Se, entretanto, em vez de diálogo, o espírito é de imposição, a democracia dá lugar à ditadura de uma maioria, ainda que rigorosamente conquistada pelo voto, dentro das regras democrático-estatutárias. É que, por falta de diálogo, uma parte sente-se vitoriosa por ter obtido apoio da maioria, mas terá que lidar com a crescente pressão da minoria que não se sentiu pelo menos ouvida e compreendida, além de “derrotada” no voto.

Isso gera conflitos, omissão na cooperação, afastamento até de participantes por insatisfação, não pelo resultado em si, mas pelo processo, além de desviar o foco de atenção da igreja de sua missão, perdendo-se energia, tempo e dinheiro e enfraquecendo o desenvolvimento de sua missão.

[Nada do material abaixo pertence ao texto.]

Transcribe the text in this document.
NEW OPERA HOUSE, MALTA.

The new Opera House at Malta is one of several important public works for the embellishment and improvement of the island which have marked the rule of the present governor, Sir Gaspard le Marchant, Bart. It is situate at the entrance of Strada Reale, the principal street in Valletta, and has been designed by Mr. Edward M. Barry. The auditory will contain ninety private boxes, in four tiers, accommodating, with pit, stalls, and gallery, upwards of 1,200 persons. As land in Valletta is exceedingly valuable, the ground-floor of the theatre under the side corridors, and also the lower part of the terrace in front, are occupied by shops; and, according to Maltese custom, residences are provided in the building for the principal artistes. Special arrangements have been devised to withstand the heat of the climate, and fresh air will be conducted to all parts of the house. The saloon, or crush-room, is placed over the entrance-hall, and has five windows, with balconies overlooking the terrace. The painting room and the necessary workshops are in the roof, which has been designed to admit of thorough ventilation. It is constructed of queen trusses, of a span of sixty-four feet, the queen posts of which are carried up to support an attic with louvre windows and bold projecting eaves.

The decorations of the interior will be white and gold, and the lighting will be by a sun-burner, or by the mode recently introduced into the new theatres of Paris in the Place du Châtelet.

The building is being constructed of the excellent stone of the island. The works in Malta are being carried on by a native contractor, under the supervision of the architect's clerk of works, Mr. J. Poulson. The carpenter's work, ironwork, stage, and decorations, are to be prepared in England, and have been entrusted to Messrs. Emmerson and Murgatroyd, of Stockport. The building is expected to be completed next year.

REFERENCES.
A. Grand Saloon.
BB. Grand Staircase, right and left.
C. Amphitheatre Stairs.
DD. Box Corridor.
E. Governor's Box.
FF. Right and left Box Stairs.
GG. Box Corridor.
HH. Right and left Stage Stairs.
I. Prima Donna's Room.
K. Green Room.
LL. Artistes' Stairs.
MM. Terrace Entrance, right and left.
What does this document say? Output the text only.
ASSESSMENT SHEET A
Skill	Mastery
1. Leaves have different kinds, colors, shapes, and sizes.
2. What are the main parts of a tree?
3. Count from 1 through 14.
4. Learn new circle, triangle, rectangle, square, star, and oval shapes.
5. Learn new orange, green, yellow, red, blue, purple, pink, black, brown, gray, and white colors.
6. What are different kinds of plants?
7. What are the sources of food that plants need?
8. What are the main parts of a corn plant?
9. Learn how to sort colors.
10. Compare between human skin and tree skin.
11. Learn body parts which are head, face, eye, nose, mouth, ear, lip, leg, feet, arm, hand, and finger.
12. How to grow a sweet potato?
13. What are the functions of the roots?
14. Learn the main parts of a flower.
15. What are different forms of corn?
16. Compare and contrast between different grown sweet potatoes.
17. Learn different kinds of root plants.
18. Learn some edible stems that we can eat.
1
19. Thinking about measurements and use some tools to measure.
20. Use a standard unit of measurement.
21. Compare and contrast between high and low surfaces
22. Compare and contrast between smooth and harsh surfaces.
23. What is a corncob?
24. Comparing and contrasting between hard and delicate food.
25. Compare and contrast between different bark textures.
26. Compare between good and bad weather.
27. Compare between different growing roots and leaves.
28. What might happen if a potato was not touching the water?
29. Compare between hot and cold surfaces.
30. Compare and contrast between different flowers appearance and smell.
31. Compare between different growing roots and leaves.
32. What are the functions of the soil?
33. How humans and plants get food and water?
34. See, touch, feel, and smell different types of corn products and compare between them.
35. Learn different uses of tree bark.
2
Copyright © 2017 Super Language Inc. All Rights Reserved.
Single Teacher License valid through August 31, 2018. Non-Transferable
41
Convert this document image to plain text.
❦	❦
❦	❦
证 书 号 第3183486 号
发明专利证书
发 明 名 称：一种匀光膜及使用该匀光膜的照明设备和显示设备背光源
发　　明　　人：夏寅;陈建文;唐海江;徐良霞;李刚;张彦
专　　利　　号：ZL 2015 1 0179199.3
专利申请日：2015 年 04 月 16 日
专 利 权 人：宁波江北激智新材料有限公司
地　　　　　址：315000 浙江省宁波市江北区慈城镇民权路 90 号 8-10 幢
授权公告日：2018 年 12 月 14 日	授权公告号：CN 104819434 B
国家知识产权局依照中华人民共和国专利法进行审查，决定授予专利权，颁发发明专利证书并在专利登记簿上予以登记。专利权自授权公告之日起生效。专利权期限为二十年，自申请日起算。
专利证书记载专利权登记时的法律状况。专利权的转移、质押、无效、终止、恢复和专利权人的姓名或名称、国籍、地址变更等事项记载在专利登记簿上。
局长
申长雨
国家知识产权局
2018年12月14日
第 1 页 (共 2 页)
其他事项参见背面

A partir daquelas conversas com meu pai, aprendi que democracia não seria simplesmente a prevalência da vontade da maioria, mas também uma busca continua por compreensão dos pensamentos, sentimentos e necessidades das minorias, visando garantir a elas a dignidade essencial para continuar caminhando com o grupo.

Aprendi ainda que, quando se é parte da minoria vencida pelo voto, a vitória da maioria deveria ser reconhecida, a postura de respeito à decisão deveria ser cultivada e o espírito de oposição não deveria falar mais alto do que o de lealdade às regras democráticas do jogo.

Aprendi, finalmente, que a postura crítica não deveria ser sufocada, mas pautada na racionalidade que visa abrir caminhos à continuidade de entendimentos e esclarecimentos e à convivência construtiva, e não na passionalidade que agride, obscurece, afasta e nos desvia da finalidade desejada pela igreja.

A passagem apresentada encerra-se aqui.